El corazón del futbolista
Dr. Roberto Peidró
El
corazón es uno de los órganos más
utilizados en el lenguaje del hincha para pedir del
futbolista pasión, amor a la camiseta y entrega.
Distinta es la acepción cuando el habitante de
la tribuna alude a los testículos, órganos
masculinos relacionados con la producción de
testosterona, hormona que, aparte de los atributos sexuales,
genera una dosis de agresividad propia del macho de
la especie.
El
corazón estuvo siempre relacionado con las percepciones
de bienestar y aflicción, de amor y de odio,
de alegrías y angustias. Las emociones de cualquier
tipo se reflejan en sensaciones en el pecho que se asocian
al lenguaje del corazón. A lo largo de la historia
se lo describió como "la vivienda del alma".
Todo
esto tiene su razón de ser. Este noble órgano
muscular alojado en la cavidad torácica, que
trabaja en forma permanente durante cada minuto de la
vida, responde a estímulos de diferentes tipos
aumentando o disminuyendo su cantidad de latidos, su
fuerza de contracción y hasta su tamaño.
El sistema nervioso tiene mucha relación con
las respuestas cardíacas.
La
preparación para la lucha o la huída es
responsabilidad de la estimulación simpática
del sistema nervioso autónomo y de las hormonas
de la médula suprarrenal (adrenalina). Ante una
situación de estrés, como puede ocurrir
ante el comienzo de un partido de fútbol o aún
en las horas previas,
el organismo se va preparando. El corazón se
acelera y su gasto energético es mayor. En muchos
casos este proceso juega en contra del jugador, ya que
la respuesta puede ser exagerada a la situación
(estrés negativo). Esto puede provocar palpitaciones,
sequedad de boca, dolores abdominales, rigidez muscular
y hasta falta de coordinación fina de los movimientos.
En la
mayoría de los casos los síntomas van
desapareciendo a medida que se está jugando el
partido ("después de la primera pelota").

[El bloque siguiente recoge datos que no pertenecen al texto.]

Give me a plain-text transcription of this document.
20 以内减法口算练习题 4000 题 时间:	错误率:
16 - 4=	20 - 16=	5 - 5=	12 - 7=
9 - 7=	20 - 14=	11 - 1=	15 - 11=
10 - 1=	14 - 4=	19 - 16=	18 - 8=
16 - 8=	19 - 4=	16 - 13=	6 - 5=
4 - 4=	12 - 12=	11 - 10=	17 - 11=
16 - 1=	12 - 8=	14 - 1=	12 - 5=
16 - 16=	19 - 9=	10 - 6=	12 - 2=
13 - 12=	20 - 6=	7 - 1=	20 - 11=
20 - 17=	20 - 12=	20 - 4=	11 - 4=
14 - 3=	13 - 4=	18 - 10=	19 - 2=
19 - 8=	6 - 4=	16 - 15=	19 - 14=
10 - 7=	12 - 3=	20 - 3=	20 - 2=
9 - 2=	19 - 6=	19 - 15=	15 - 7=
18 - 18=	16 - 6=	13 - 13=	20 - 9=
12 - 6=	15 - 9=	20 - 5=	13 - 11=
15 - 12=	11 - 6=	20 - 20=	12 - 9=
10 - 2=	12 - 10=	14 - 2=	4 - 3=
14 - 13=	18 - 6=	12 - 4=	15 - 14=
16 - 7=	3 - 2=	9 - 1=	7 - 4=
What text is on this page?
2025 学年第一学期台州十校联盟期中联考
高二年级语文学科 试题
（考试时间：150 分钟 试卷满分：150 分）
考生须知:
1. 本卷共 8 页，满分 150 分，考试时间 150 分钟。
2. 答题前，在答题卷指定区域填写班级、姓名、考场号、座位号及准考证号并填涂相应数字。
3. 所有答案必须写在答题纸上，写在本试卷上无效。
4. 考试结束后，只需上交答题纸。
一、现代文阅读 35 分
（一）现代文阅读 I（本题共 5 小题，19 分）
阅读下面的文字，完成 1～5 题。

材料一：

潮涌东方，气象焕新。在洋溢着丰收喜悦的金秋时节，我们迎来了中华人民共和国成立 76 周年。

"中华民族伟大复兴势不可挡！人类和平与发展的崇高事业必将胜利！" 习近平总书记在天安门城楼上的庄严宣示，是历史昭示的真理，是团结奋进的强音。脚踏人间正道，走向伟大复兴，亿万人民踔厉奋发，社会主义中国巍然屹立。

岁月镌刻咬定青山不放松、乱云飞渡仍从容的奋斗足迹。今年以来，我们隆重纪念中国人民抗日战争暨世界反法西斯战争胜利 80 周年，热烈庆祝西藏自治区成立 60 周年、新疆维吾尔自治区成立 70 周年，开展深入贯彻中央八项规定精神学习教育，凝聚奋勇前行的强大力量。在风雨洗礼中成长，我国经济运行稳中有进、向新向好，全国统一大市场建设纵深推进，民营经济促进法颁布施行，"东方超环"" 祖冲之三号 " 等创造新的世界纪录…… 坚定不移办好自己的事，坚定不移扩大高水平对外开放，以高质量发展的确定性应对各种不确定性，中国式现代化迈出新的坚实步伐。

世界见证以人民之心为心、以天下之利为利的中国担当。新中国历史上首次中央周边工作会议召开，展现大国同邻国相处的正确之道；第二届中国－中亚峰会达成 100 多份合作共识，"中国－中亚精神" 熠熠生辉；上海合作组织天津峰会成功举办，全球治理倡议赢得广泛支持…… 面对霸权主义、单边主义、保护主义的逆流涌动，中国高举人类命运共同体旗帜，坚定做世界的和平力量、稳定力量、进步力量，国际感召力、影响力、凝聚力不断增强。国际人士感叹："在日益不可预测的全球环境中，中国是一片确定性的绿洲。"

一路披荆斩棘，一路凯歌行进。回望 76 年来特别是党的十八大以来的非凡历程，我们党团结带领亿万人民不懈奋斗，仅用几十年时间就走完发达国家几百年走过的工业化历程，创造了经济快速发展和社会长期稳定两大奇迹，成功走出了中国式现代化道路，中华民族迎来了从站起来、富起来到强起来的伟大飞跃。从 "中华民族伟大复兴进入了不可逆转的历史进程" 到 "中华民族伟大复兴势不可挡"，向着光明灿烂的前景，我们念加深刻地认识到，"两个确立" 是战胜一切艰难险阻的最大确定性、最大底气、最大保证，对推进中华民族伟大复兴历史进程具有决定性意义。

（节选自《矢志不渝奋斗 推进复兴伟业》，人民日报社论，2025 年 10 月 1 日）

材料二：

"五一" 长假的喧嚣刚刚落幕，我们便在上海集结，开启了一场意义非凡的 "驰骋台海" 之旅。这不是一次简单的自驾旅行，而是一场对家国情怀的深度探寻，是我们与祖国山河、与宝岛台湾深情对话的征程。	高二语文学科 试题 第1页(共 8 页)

Una vez comenzado el ejercicio la frecuencia cardíaca
aumenta aún más, la cantidad de sangre
expulsada del corazón en cada latido es mayor,
la fuerza de contracción se incrementa y aumenta
la presión arterial. Todo esto permite que llegue
más sangre a los músculos y, de esta manera,
haya más energía y más oxígeno
para el trabajo muscular.
Este
proceso, y el entrenamiento diario, sistemático
y de alta intensidad, generan una sobrecarga continua
que provoca modificaciones en el corazón del
deportista. Los cambios se manifiestan en el examen
clínico, en el electrocardiograma y en otros
estudios cardiológicos que en ocasiones se realizan.
El corazón del deportista suele ser más
grande. En términos médicos, se encuentra
una hipertrofia del corazón, por lo general excéntrica,
con un aumento de la masa del músculo cardíaco.
Este agrandamiento cardíaco es fisiológico
por el deporte (normal) y el funcionamiento del corazón
también es normal.
En el electrocardiograma se observan modificaciones
con respecto a personas sedentarias de la misma edad.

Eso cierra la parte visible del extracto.